Face this fact: blogs are meant for people to reveal their deep mysterious, often exaggerated but undoubtedly holds a glimpse of truth of their sad side. or what many would call emo-ing stage. can we help it that this is the fate of blogs? No. So I apologise before hand if you think that I am once again misusing the internet as a source of venting out my pent-out frustration/exasperation/disappointment.
I suppose it is not a very timely time to post an entry, havent' just received my promos results. You know that you're in a dilemma when your results are neither way too good for you to be rejoicing over, or neither are they too lousy for you to be given the liberty to complain and look upset without others pointing out to you gently that there are people worse off. If you don't get the whole chunk of stuff that i've typed out, you're just joining the side of the red ink GP marker who has flooded my paper with lots of brilliant red slashes(for those who don't know what i'm talking about, it's alright. i'm just feeling sore over GP).
With the overcast skies flooded with grey clouds overwhelmed with heaven's tears, crying for you while you sit amidst the crowd trying your best to hide your bottled up tears. A melancholic tune lingers in the air, it seizes your breathe, you stay silent, and so do others, words don't seem to work when you need them best, no one offers it anyway. It's a gloomy day, everyone relishes it in their own way.
I suppose we can learn a lot from exams, not just the very knowledge that we are being examined, but also important yet fundamental principles in life - never take things for granted (being overly confident in a subject would get you no where but all the way down), never envy others (whoever said 99% perspiration and 1% inspiration; sometimes, it's unfair but it can be the opposite) and something else that struck rather indirectly. Actually, it was pointed out by one of my friends, i'm absolutely not making any personal attacks here, it's just something that only becomes apparent when we enter our own fair share of adversity.
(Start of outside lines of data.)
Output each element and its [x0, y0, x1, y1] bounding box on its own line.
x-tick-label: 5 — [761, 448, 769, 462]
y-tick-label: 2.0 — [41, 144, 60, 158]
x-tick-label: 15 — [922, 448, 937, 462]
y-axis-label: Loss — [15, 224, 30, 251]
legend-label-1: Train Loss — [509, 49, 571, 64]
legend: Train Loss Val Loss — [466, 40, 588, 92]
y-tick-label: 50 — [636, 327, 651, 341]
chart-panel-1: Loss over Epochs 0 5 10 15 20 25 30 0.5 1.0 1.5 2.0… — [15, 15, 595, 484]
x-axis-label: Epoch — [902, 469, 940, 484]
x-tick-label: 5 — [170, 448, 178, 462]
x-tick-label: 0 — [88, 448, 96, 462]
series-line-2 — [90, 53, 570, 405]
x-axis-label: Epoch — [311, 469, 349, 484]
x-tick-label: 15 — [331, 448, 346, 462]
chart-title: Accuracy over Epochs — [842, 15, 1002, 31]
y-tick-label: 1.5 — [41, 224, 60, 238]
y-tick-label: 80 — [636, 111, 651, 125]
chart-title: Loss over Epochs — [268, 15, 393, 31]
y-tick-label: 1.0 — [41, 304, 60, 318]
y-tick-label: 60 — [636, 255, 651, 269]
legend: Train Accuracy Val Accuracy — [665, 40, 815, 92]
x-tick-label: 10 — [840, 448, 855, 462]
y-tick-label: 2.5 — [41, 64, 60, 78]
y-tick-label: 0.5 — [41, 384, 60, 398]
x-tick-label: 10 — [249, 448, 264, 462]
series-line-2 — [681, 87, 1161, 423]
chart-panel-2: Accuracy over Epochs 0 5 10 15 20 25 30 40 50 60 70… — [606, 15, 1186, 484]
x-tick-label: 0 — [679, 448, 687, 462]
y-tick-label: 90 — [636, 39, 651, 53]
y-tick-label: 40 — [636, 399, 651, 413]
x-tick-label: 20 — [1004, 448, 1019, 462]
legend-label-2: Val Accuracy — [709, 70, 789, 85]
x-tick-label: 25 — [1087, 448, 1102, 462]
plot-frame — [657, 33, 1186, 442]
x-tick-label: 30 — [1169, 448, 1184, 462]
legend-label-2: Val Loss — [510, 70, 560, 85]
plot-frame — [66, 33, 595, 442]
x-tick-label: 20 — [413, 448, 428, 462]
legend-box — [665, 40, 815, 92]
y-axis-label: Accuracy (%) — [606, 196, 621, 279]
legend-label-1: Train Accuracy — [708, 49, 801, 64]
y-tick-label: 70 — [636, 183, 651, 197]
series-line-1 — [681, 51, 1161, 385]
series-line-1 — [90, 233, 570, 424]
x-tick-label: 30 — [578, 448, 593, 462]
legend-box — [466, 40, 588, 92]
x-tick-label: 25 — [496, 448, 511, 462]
A friend in need is a friend indeed. I like to add that friends are there when they need you. What does this mean? Who can we tell who are our true friends? If they are not even there for us to tell our problems, share our burdens, cry on their shoulder, do we still call them friend?In any relationship, friendship included, people argue that there shouldn't be any clearcut giving and taking, it's a matter of compromise, but how far am I suppose to give in, or rather give out myself, before I can find someone who will know that I need the person? or for that matter, maybe friends are like what I've said, only look for you and when you offer them what you have been seeking for, then the friendship is called as such. I used to think it was unreasonable to expect people to guess what I am thinking, what I might like. Until I found that it was all to hard.
I don't believe anyone can live the life of a saint, giving all the time, without wanting deep down to see it reciprocrated. It's not an expectation or obligation attached to being first a friend to someone, but simply, a normal human need. Maybe it had happened once in the past. The fact that your interest seemed to be slighted, you friend rambling on. It didn't quite matter. You didn't have any problems that were of top priority back then. Then again it happens. Well, friends what, don't be so petty. But then loneliness can be a really scary monster. It knocks you at your lowest point, when you are already on the cliff of sadness, hoping for someone to just open up the door in your heart, to just spend some time listening to you. i wonder how many people are going through this right now? How many are silently fiddling around on their keyboards, or piano keys, wishing wishing wishing for a shooting star to enter their life, and brighten up just a few moments, enough to show that a friend would indeed be there when in need?
Perhaps the most amazing thing about writing, is that you can pour our everything, and after a while, it doesn't feel that bad after all. You are merely making a mountain out of a molehill, being overly sensitive, indulging in your own fanciful self-pity. And thus the bitter feeling of being slighted/neglected saps away. We can have lots of friends, they can laugh a whole lot with you, have the craziest times, but the distinction between friend and good friend and best friend and boyfriend, is really how much the person understands you, without you having to say a single word. Girls la, so troublesome, make things difficult for their loved ones. Well, I can't help being a girl, can I?
But it doesn't matter, because just when you feel that everything seems so bleak, tell yourself. You only have 24 hours in a day, and one face. You can choose to wear a sad mask, or you can choose to hide behind a happy mask, but after hiding behind the happy one for a while, you'll let it become part of your face, and the sadness will naturally disappear. And if all other things fail you, know that God will always be there, and I suppose we must just hold on to the truth, his Word saying that in all things, He has great plans for us, and he's a friend to the lonely, a stronghold, a shelter in our time of need.
You don't just fail your own expectations during exams, you might also realise that friends do so too.